Optimization: Gradient Descent

  • To learn good word vectors, we have a cost function J(\(\theta\)).
  • Gradient descent is an algorithm to minimize the J(\(\theta\)) by changing \(\theta\).
  • Gradient Descent is an iterative learning algorithm that learns to maximize the J(\(\theta\)) by changing the \(\theta\).
  • From the current value of \(\theta\), calculate the gradient of J(\(\theta\)), then take small step in the direction of negative gradient to gradually move down towards the minimum.

Problems of Gradient Descent - J(\(\theta\)) is a function of all windows in the corpus which is often billions. So, actually working out J(\(\theta\)) or the gradient of J(\(\theta\)) would be extremely expensive because we have to iterate over the entire corpus. - We would wait a very long before making a single update.
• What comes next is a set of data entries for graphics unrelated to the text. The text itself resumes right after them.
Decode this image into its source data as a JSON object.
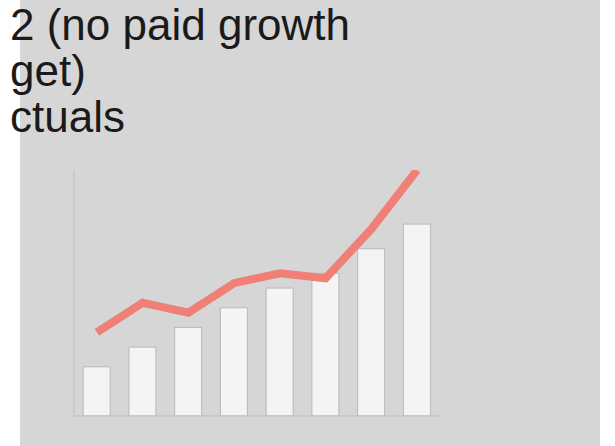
{
  "slide_text": [
    "2 (no paid growth",
    "get)",
    "ctuals"
  ],
  "chart_data": {
    "type": "bar",
    "categories": [
      null,
      null,
      null,
      null,
      null,
      null,
      null,
      null
    ],
    "series": [
      {
        "type": "bar",
        "color": "#f4f4f4",
        "values": [
          20,
          28,
          36,
          44,
          52,
          58,
          68,
          78
        ]
      },
      {
        "type": "line",
        "color": "#ef7f77",
        "values": [
          34,
          46,
          42,
          54,
          58,
          56,
          76,
          100
        ]
      }
    ],
    "ylim": [
      0,
      100
    ],
    "tick_labels": false
  }
}
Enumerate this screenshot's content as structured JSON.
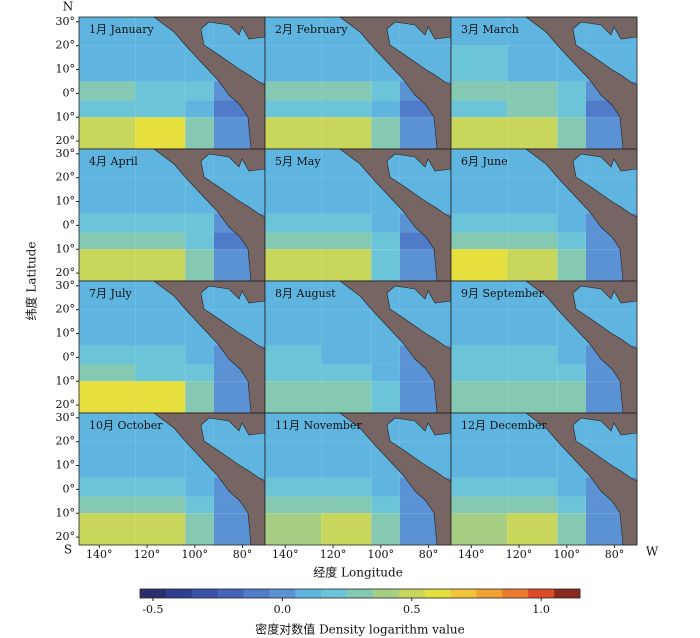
{
  "map": {
    "xlim": [
      -148.5,
      -70.6
    ],
    "ylim": [
      -23.3,
      32
    ],
    "xticks": [
      {
        "value": -140,
        "label": "140°"
      },
      {
        "value": -120,
        "label": "120°"
      },
      {
        "value": -100,
        "label": "100°"
      },
      {
        "value": -80,
        "label": "80°"
      }
    ],
    "yticks": [
      {
        "value": 30,
        "label": "30°"
      },
      {
        "value": 20,
        "label": "20°"
      },
      {
        "value": 10,
        "label": "10°"
      },
      {
        "value": 0,
        "label": "0°"
      },
      {
        "value": -10,
        "label": "10°"
      },
      {
        "value": -20,
        "label": "20°"
      }
    ],
    "xlabel": "经度 Longitude",
    "ylabel": "纬度 Latitude",
    "north": "N",
    "south": "S",
    "west": "W",
    "lat_edges": [
      32,
      20,
      5,
      -3,
      -10,
      -23.3
    ],
    "lon_edges": [
      -148.5,
      -125,
      -104,
      -92,
      -70.6
    ],
    "land_color": "#766563",
    "panels": [
      {
        "label": "1月 January",
        "values": [
          [
            0.1,
            0.1,
            0.1,
            0.1
          ],
          [
            0.1,
            0.1,
            0.1,
            0.1
          ],
          [
            0.3,
            0.2,
            0.2,
            0
          ],
          [
            0.2,
            0.2,
            0.1,
            -0.1
          ],
          [
            0.5,
            0.6,
            0.3,
            0
          ]
        ]
      },
      {
        "label": "2月 February",
        "values": [
          [
            0.1,
            0.1,
            0.1,
            0.1
          ],
          [
            0.1,
            0.1,
            0.1,
            0.1
          ],
          [
            0.3,
            0.3,
            0.2,
            0
          ],
          [
            0.2,
            0.2,
            0.1,
            -0.1
          ],
          [
            0.5,
            0.5,
            0.3,
            0
          ]
        ]
      },
      {
        "label": "3月 March",
        "values": [
          [
            0.1,
            0.1,
            0.1,
            0.1
          ],
          [
            0.2,
            0.1,
            0.1,
            0.1
          ],
          [
            0.3,
            0.3,
            0.2,
            0
          ],
          [
            0.2,
            0.3,
            0.2,
            -0.1
          ],
          [
            0.5,
            0.5,
            0.3,
            0
          ]
        ]
      },
      {
        "label": "4月 April",
        "values": [
          [
            0.1,
            0.1,
            0.1,
            0.1
          ],
          [
            0.1,
            0.1,
            0.1,
            0.1
          ],
          [
            0.2,
            0.2,
            0.2,
            0
          ],
          [
            0.3,
            0.3,
            0.2,
            -0.1
          ],
          [
            0.5,
            0.5,
            0.3,
            0
          ]
        ]
      },
      {
        "label": "5月 May",
        "values": [
          [
            0.1,
            0.1,
            0.1,
            0.1
          ],
          [
            0.1,
            0.1,
            0.1,
            0.1
          ],
          [
            0.2,
            0.2,
            0.1,
            0
          ],
          [
            0.3,
            0.3,
            0.2,
            -0.1
          ],
          [
            0.5,
            0.5,
            0.2,
            0
          ]
        ]
      },
      {
        "label": "6月 June",
        "values": [
          [
            0.1,
            0.1,
            0.1,
            0.1
          ],
          [
            0.1,
            0.1,
            0.1,
            0.1
          ],
          [
            0.2,
            0.2,
            0.1,
            0
          ],
          [
            0.3,
            0.3,
            0.2,
            0
          ],
          [
            0.6,
            0.5,
            0.3,
            0
          ]
        ]
      },
      {
        "label": "7月 July",
        "values": [
          [
            0.1,
            0.1,
            0.1,
            0.1
          ],
          [
            0.1,
            0.1,
            0.1,
            0.1
          ],
          [
            0.2,
            0.2,
            0.1,
            0
          ],
          [
            0.3,
            0.2,
            0.2,
            0
          ],
          [
            0.6,
            0.6,
            0.3,
            0
          ]
        ]
      },
      {
        "label": "8月 August",
        "values": [
          [
            0.1,
            0.1,
            0.1,
            0.1
          ],
          [
            0.1,
            0.1,
            0.1,
            0.1
          ],
          [
            0.2,
            0.1,
            0.1,
            0
          ],
          [
            0.2,
            0.2,
            0.1,
            0
          ],
          [
            0.3,
            0.3,
            0.2,
            0
          ]
        ]
      },
      {
        "label": "9月 September",
        "values": [
          [
            0.1,
            0.1,
            0.1,
            0.1
          ],
          [
            0.1,
            0.1,
            0.1,
            0.1
          ],
          [
            0.2,
            0.2,
            0.1,
            0
          ],
          [
            0.2,
            0.2,
            0.2,
            0
          ],
          [
            0.3,
            0.3,
            0.3,
            0
          ]
        ]
      },
      {
        "label": "10月 October",
        "values": [
          [
            0.1,
            0.1,
            0.1,
            0.1
          ],
          [
            0.1,
            0.1,
            0.1,
            0.1
          ],
          [
            0.2,
            0.2,
            0.1,
            0
          ],
          [
            0.3,
            0.3,
            0.2,
            0
          ],
          [
            0.5,
            0.5,
            0.3,
            0
          ]
        ]
      },
      {
        "label": "11月 November",
        "values": [
          [
            0.1,
            0.1,
            0.1,
            0.1
          ],
          [
            0.1,
            0.1,
            0.1,
            0.1
          ],
          [
            0.2,
            0.2,
            0.1,
            0
          ],
          [
            0.3,
            0.3,
            0.2,
            0
          ],
          [
            0.4,
            0.5,
            0.3,
            0
          ]
        ]
      },
      {
        "label": "12月 December",
        "values": [
          [
            0.1,
            0.1,
            0.1,
            0.1
          ],
          [
            0.1,
            0.1,
            0.1,
            0.1
          ],
          [
            0.2,
            0.2,
            0.1,
            0
          ],
          [
            0.3,
            0.3,
            0.2,
            0
          ],
          [
            0.4,
            0.5,
            0.3,
            0
          ]
        ]
      }
    ],
    "colorbar": {
      "label": "密度对数值 Density logarithm value",
      "clim": [
        -0.55,
        1.15
      ],
      "ticks": [
        -0.5,
        {
          "value": 0,
          "label": "0.0"
        },
        0.5,
        {
          "value": 1,
          "label": "1.0"
        }
      ],
      "colors": [
        "#2b2e6e",
        "#2f3f8f",
        "#3a52a8",
        "#4565bb",
        "#4f7bc9",
        "#5a92d4",
        "#5fb5e0",
        "#6cc4d8",
        "#86c9b2",
        "#a6cf83",
        "#c8d75c",
        "#e6df3e",
        "#f2c43a",
        "#f2a134",
        "#ec7a2e",
        "#dc4a26",
        "#8a2a1e"
      ]
    }
  }
}
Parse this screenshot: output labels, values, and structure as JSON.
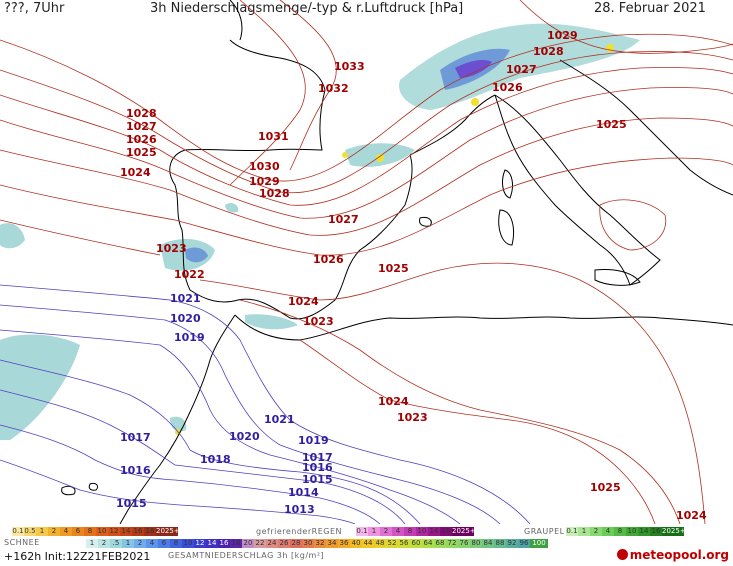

Stochastic Gradient Descent

Stochastic gradient descent is a very simple modification of the gradient descent algorithm. Rather than working out an estimate of the gradient based on the entire corpus, we simply take one center word or a small batch like 32 center words, and we work out the estimate of the gradient based on them.
Stochastic gradient descent is kind of noisy and bounces around as it makes progress, it actually means that in complex networks it learns better solution. So, it can do much more quickly and much better.

Softmax Function

The softmax function will take any R in vector and turns it into the range 0 and 1. The name of the softmax function comes from the fact that it’s sort of like a max because the exponential function gives more emphasis to the big contents in different dimensions of calculating the similarity. The softmax function takes some numbers and returns the whole probability distribution.

Co-occurence Vector

  • Vectors increase in size with the vocabulary.
  • Very high dimensional and requires a lot of storage though sparse.
  • Subsequent classification models have sparsity issues which makes models less robust.

GloVe

  • Fast training.
  • Scalable to huge corpus.
  • Good performance even with small corpus and small vectors.

GloVe model unify the thinking between the co-occurence matrix models and the neural models by being someway similar to the neural models but actually calculated on top of a co-occurence matrix count.